Но к моему глубочайшему изумлению, голова оказалась абсолютно целой и невредимой. Более того, заросшей густым волосом! Тогда, как я уже лет тридцать являлся обладателем большой «зеркальной» плеши, к семидесяти годам превратившей мою черепушку в идеальный бильярдный шар. Так что этого попросту не могло быть… Но раздумывать над этими странностями не давала чудовищная головная боль, которая, хоть слегка и улеглась, но все равно продолжала молотить гигантскими кувалдами в мои виски, а в глазах все двоилось, плыло и вращалось.Я полежал еще немного, дождавшись, пока боль вновь слегка приутихнет, а после попытался подняться на карачки.

Едва я изменил свое положение, утвердившись над полом на четыре мосла, желудок судорожно сжался, и меня опять вывернуло, но уже ярко желтой желчной массой. После рвотного спазма стало немного полегче, разбегающиеся глаза удалось сфокусировать и осмотреться. Стараясь, как можно медленнее вращать головой, я оценил окружающую обстановку — и она, честно признаться, меня совсем не порадовала. Я находился в каком-то явно заброшенном деревенском доме, с огромной, закопченной и давно не беленой печью. Пол с рассохшимися, а местами и вовсе прогнившими и провалившимися досками. Кучи мусора, каких-то тряпок, комья засохшей грязи. Стены, затянутые паутиной, с обвалившейся местами штукатуркой и почерневшей дранкой, видневшийся в проплешинах. Затхлый запах нежилого помещения и кошачьей мочи перебивал даже кислую вонь моей свежей блевотины.
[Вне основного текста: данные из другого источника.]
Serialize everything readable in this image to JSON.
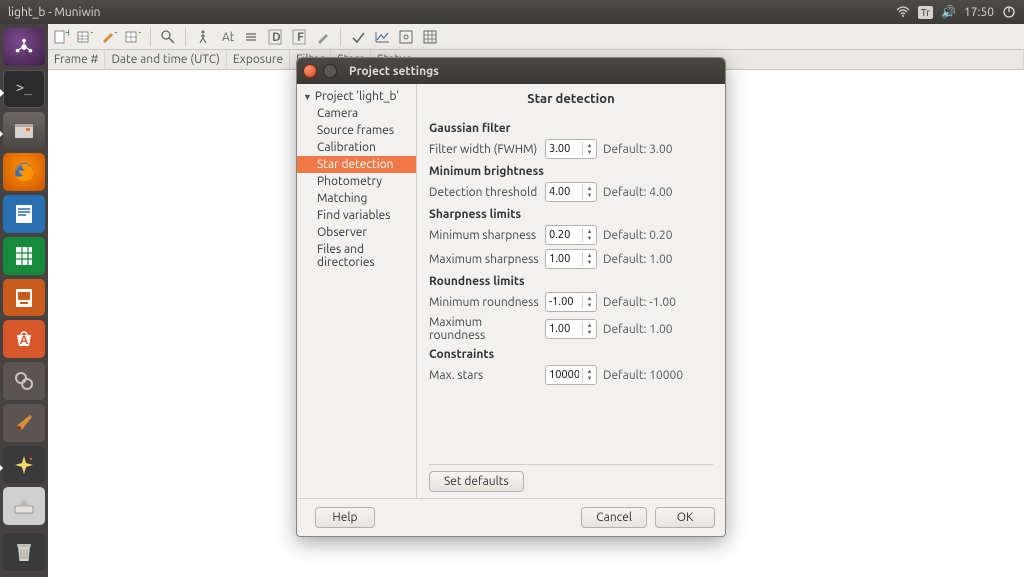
{
  "panel": {
    "window_title": "light_b - Muniwin",
    "keyboard": "Tr",
    "time": "17:50"
  },
  "launcher": {
    "items": [
      {
        "name": "dash",
        "glyph": ""
      },
      {
        "name": "terminal",
        "glyph": ">_"
      },
      {
        "name": "files",
        "glyph": "🗀"
      },
      {
        "name": "firefox",
        "glyph": ""
      },
      {
        "name": "writer",
        "glyph": "✎"
      },
      {
        "name": "calc",
        "glyph": "▦"
      },
      {
        "name": "impress",
        "glyph": "▭"
      },
      {
        "name": "software",
        "glyph": "A"
      },
      {
        "name": "settings",
        "glyph": "⚙"
      },
      {
        "name": "brush",
        "glyph": "🖌"
      },
      {
        "name": "star-app",
        "glyph": "✦"
      },
      {
        "name": "drive",
        "glyph": "⏏"
      },
      {
        "name": "trash",
        "glyph": "🗑"
      }
    ]
  },
  "toolbar_icons": [
    "➕",
    "▦+",
    "✎+",
    "▦+",
    "🔍",
    "🚶",
    "🔠",
    "▤",
    "D",
    "F",
    "✎",
    "✔",
    "📈",
    "🔳",
    "▦"
  ],
  "columns": [
    "Frame #",
    "Date and time (UTC)",
    "Exposure",
    "Filter",
    "Stars",
    "Status"
  ],
  "dialog": {
    "title": "Project settings",
    "tree_root": "Project 'light_b'",
    "tree_items": [
      "Camera",
      "Source frames",
      "Calibration",
      "Star detection",
      "Photometry",
      "Matching",
      "Find variables",
      "Observer",
      "Files and directories"
    ],
    "tree_selected_index": 3,
    "panel_title": "Star detection",
    "groups": {
      "gaussian": {
        "heading": "Gaussian filter",
        "rows": [
          {
            "label": "Filter width (FWHM)",
            "value": "3.00",
            "default": "Default: 3.00"
          }
        ]
      },
      "minbright": {
        "heading": "Minimum brightness",
        "rows": [
          {
            "label": "Detection threshold",
            "value": "4.00",
            "default": "Default: 4.00"
          }
        ]
      },
      "sharp": {
        "heading": "Sharpness limits",
        "rows": [
          {
            "label": "Minimum sharpness",
            "value": "0.20",
            "default": "Default: 0.20"
          },
          {
            "label": "Maximum sharpness",
            "value": "1.00",
            "default": "Default: 1.00"
          }
        ]
      },
      "round": {
        "heading": "Roundness limits",
        "rows": [
          {
            "label": "Minimum roundness",
            "value": "-1.00",
            "default": "Default: -1.00"
          },
          {
            "label": "Maximum roundness",
            "value": "1.00",
            "default": "Default: 1.00"
          }
        ]
      },
      "constraints": {
        "heading": "Constraints",
        "rows": [
          {
            "label": "Max. stars",
            "value": "10000",
            "default": "Default: 10000"
          }
        ]
      }
    },
    "set_defaults": "Set defaults",
    "help": "Help",
    "cancel": "Cancel",
    "ok": "OK"
  }
}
Что же произошло? Что со мной? Где я? — Эти мысли пытались пробиться сквозь пульсирующую головную боль, но я еще плохо соображал, поэтому попытался просто подняться с заблеванного пола. Уцепившись слабой рукой за обнаружившееся рядом ободранное кресло, я умудрился вздернуть себя на подрагивающие ноги. Голова закружилась, и я, упав на продавленные подушки старого кресла, вновь вырубился.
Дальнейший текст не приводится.